矩阵中单词的路径，很多人都错了

刷过《剑指Offer》的同学，想必都会对这道题有印象，但是如果你之前是在牛客网或者AcWing其他的网站做这道题，那么即便AC通过了所有的测试，你的答案也可能是错误的。我自己之前也是被这个答案误导过，下面我来详细地解释一下自己曾经写过的错误代码，以免以后再次犯同样的错误。

请设计一个函数，用来判断在一个矩阵中是否存在一条包含某字符串所有字符的路径。路径可以从矩阵中的任意一个格子开始，每一步可以在矩阵中向左，向右，向上，向下移动一个格子。如果一条路径经过了矩阵中的某一个格子，则之后不能再次进入这个格子。 例如 a b c e s f c s a d e e 这样的3 X 4 矩阵中包含一条字符串”bcced”的路径，但是矩阵中不包含”abcb”路径，因为字符串的第一个字符b占据了矩阵中的第一行第二个格子之后，路径不能再次进入该格子。

LeetCode传送门

牛客网传送门

我从Python的排行榜中复制出来了一个比较“流行”的写法。代码如下，这个代码有两处错误。

def hasPath(self, matrix, rows, cols, path):
    # write code here
    for i in range(rows):
        for j in range(cols):
            if matrix[i*cols+j]==path[0]:
                if self.find(list(matrix),rows,cols,path[1:],i,j):
                    return True
    return False
def find(self,matrix,rows,cols,path,i,j):
    if not path:
        return True
    matrix[i*cols+j]='-'
    if j+1<cols and matrix[i*cols+(j+1)]==path[0]:
        return self.find(matrix,rows,cols,path[1:],i,j+1)
    elif j-1>=0 and matrix[i*cols+(j-1)]==path[0]:
        return self.find(matrix,rows,cols,path[1:],i,j-1)
    elif i+1<rows and matrix[(i+1)*cols+j]==path[0]:
        return self.find(matrix,rows,cols,path[1:],i+1,j)
    elif i-1>=0 and matrix[(i-1)*cols+j]==path[0]:
        return self.find(matrix,rows,cols,path[1:],i-1,j)
    else:
        return False

其中一处错误很明显。在函数find中，他选择了右左下上的顺序，那么如果右边开始匹配，并且右边匹配上了一个字符，那么会继续递归，最后结果如果返回了False，那么接下来的左下上就会被跳过，错误地返回了False。我们来举个栗子🌰。

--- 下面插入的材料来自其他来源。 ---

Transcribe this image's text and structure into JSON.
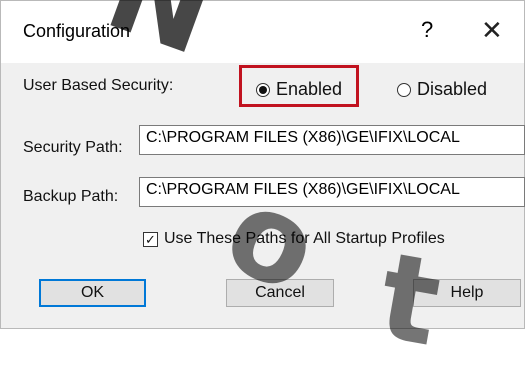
{
  "window": {
    "title": "Configuration",
    "help_glyph": "?",
    "close_glyph": "✕"
  },
  "security": {
    "label": "User Based Security:",
    "enabled_label": "Enabled",
    "disabled_label": "Disabled",
    "selected": "Enabled"
  },
  "paths": {
    "security_label": "Security Path:",
    "security_value": "C:\\PROGRAM FILES (X86)\\GE\\IFIX\\LOCAL",
    "backup_label": "Backup Path:",
    "backup_value": "C:\\PROGRAM FILES (X86)\\GE\\IFIX\\LOCAL"
  },
  "options": {
    "use_paths_label": "Use These Paths for All Startup Profiles",
    "use_paths_checked": true
  },
  "buttons": {
    "ok": "OK",
    "cancel": "Cancel",
    "help": "Help"
  },
  "colors": {
    "highlight": "#c1121f",
    "default_button_border": "#0078d7"
  }
}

如果矩阵如上图中那样，并且开始寻找字符转SEE。根据上述算法，当找到S时，先选择往下走，找到了一个E，然后返回了False，忽略了上面的SEE。

于是我将find方法改成了下面这样。

def find(matrix, rows, cols, path, i, j):
    if not path:
        return True
    matrix[i*cols + j] = '-'
    up, down, left, right = False, False, False, False
    if j + 1 < cols and matrix[i * cols + j + 1] == path[0]:
        down = spread(matrix, rows, cols, path[1:], i, j + 1)
    if j - 1 >= 0 and matrix[i * cols + j - 1] == path[0]:
        left = spread(matrix, rows, cols, path[1:], i, j - 1)
    if i + 1 < rows and matrix[(i + 1) * cols + j] == path[0]:
        right = spread(matrix, rows, cols, path[1:], i + 1, j)
    if i - 1 >= 0 and matrix[(i - 1) * cols + j] == path[0]:
        up = spread(matrix, rows, cols, path[1:], i - 1, j)
    return up or down or left or right

这之后的很长一段时间，我一直以为这个写法是正确的。直到我在LeetCode上发现这道原题，自信满满地提交自己认为正确的答案，被这个TestCase教做人。我当时提交的完整答案是这样的。这个输入参数有一些不一样的地方，LeetCode输入的是二维数组，牛客是一个字符串，这里写的是LeetCode的写法。这里因为是二维数组，所以要做深拷贝。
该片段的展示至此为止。